I sit and write with trembling hands, racing heart, and a disquieted mind. Anxiety has stolen my peace, so I’ve come here to my safe place balancing caffeine, nicotine, and a nip of bourbon; hoping to find my grounding.
I will spare you the details of the madness picking up and whipping around me in gale force winds. Instead I want to try an exercise that was discussed in the Writing 101 course I’m enrolled in (which I’ve horribly neglected due to life). The general overview of this practice is to have a coffee break and engage in discussion.
I hope you don’t mind if I smoke as well, but it is a calming practice.
As I’ve become more serious about my writing, I have been considering creating an author persona. What I mean is I have been mulling over the creation of an author-specific social media presence. Facebook, Google Plus, etc. profiles for professional presence and development.
I’m holding back because I think it might be jumping the gun. Trying to get published and being published are two completely different realms of existence. At what point do you present yourself as professional writer ready to take on the world?

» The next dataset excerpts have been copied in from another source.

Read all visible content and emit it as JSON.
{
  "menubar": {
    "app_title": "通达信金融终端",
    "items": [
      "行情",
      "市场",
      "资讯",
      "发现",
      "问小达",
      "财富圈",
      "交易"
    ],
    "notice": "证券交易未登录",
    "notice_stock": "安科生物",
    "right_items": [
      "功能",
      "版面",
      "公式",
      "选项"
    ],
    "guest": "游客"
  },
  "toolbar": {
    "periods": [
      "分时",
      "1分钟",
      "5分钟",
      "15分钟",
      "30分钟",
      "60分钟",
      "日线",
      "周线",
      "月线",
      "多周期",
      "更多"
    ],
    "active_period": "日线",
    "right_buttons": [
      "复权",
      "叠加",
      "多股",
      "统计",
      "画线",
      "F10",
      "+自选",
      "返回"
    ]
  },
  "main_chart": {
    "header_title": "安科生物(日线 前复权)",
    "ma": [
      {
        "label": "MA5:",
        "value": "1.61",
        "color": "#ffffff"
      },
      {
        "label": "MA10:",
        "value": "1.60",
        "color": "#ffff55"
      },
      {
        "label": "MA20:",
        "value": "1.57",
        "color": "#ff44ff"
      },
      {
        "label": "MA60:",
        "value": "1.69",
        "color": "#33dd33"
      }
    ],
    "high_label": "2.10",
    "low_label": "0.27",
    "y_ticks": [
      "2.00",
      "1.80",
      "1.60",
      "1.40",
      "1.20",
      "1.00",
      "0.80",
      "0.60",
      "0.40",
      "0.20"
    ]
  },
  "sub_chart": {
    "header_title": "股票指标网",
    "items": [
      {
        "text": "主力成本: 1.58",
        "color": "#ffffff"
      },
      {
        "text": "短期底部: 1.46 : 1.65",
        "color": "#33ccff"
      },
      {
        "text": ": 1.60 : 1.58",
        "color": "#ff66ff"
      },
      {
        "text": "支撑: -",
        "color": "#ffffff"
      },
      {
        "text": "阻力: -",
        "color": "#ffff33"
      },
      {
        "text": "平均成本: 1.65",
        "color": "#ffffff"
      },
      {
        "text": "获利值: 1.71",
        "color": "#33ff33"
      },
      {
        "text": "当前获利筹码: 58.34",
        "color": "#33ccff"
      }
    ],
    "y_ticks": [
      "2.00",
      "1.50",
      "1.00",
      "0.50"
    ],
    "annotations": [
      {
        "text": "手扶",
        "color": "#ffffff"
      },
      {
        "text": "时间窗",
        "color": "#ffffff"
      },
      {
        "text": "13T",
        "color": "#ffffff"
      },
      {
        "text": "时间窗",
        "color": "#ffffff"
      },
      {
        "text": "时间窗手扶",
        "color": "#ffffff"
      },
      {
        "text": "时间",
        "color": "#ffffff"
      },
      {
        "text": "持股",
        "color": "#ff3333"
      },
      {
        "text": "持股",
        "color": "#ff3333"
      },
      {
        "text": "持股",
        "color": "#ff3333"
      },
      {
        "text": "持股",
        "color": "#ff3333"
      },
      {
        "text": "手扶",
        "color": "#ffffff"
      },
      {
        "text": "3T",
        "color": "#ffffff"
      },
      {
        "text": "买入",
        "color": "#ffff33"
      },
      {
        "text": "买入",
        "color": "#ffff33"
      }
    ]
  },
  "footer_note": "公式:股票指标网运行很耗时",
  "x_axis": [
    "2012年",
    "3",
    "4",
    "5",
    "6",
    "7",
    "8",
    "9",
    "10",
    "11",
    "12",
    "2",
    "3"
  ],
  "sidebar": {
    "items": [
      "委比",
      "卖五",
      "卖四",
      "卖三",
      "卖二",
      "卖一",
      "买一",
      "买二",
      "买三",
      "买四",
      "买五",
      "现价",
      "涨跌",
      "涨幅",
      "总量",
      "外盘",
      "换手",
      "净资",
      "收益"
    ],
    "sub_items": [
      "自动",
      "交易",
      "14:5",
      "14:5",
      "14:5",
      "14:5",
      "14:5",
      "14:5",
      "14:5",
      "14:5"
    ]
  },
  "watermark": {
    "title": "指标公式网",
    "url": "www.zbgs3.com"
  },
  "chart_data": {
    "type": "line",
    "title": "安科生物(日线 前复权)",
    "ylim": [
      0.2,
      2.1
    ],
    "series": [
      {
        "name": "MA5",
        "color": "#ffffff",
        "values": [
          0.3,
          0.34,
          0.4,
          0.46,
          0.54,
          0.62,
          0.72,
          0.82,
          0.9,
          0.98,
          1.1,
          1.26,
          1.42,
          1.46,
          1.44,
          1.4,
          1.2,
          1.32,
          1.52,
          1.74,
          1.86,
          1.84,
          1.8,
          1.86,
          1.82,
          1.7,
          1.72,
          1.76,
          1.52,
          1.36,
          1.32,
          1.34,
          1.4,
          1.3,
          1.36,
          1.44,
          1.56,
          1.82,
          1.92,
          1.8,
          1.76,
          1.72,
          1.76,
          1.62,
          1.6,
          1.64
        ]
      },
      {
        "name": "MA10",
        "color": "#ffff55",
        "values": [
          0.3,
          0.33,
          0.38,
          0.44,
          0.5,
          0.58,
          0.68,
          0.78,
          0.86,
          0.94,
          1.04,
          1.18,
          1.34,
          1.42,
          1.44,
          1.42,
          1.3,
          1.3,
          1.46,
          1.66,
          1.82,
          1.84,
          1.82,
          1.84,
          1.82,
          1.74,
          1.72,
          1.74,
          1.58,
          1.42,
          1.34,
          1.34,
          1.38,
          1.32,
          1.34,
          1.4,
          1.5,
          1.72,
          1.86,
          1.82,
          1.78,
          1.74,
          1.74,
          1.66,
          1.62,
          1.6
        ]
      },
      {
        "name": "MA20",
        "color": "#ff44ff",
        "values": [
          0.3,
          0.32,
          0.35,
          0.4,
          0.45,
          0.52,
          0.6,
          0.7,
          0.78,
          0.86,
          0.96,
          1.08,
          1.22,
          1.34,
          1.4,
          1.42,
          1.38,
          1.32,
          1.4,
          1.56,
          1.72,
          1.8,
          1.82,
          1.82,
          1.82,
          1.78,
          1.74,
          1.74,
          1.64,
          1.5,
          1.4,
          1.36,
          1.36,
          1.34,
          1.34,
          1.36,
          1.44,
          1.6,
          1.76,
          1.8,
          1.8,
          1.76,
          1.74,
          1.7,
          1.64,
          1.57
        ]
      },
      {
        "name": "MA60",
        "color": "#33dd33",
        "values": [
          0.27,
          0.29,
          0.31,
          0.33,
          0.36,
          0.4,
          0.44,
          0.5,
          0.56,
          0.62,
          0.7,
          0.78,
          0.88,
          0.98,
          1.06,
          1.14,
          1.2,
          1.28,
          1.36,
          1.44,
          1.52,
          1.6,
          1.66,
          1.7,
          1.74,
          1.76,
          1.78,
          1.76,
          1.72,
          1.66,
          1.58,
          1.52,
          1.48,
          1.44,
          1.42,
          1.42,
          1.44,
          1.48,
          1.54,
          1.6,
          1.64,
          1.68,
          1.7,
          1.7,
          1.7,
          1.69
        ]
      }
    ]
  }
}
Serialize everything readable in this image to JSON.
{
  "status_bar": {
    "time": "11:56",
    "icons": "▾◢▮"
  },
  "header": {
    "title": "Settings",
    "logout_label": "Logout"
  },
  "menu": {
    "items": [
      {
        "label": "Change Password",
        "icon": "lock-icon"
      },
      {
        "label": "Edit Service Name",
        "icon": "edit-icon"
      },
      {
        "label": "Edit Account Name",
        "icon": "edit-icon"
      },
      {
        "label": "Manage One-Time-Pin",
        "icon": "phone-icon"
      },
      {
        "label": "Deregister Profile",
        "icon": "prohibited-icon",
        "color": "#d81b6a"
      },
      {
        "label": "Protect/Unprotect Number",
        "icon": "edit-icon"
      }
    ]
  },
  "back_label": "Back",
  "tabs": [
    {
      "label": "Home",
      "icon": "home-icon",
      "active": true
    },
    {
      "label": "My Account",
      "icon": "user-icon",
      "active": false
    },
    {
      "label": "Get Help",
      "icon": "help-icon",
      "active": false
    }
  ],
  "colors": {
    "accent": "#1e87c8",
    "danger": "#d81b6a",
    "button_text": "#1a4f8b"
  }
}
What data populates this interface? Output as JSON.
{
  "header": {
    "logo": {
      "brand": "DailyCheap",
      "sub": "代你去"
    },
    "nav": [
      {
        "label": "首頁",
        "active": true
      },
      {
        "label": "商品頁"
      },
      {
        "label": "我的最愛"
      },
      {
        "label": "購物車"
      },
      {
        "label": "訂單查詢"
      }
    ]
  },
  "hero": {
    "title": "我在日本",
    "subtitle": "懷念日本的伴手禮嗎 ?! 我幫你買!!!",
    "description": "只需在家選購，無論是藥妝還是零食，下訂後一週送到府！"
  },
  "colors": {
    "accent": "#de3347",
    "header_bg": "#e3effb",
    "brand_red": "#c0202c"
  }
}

Even still, I also think my approach may be wrong. Perhaps instead of presenting myself as an author I should be presenting myself as a poet. It is much more honest, but is it a thing? Is there a milestone that must be reached before you proclaim yourself for what you are inside?
I am a poet. I write poetry. It is what I do. It is what I know. It’s saving my life.
Much of my uncertainty is reinforced with my research into poetry societies, groups, and publishers. It encourages my fears that I am a fake, fraud, phony because I am not where these amazing artist are.
I hope that my work speaks for me; that it is enough to vindicate what I’m doing here. Still, that fear.
I’d love to hear from you, dear reader. Are you there? Are you finding your way there? What are your experiences? Insights? Wisdoms? I don’t have many answers, but they’re out there – most likely among many of you.
Well, I’m feeling a little more grounded than I had when I started this. Thanks for letting me bend your ear.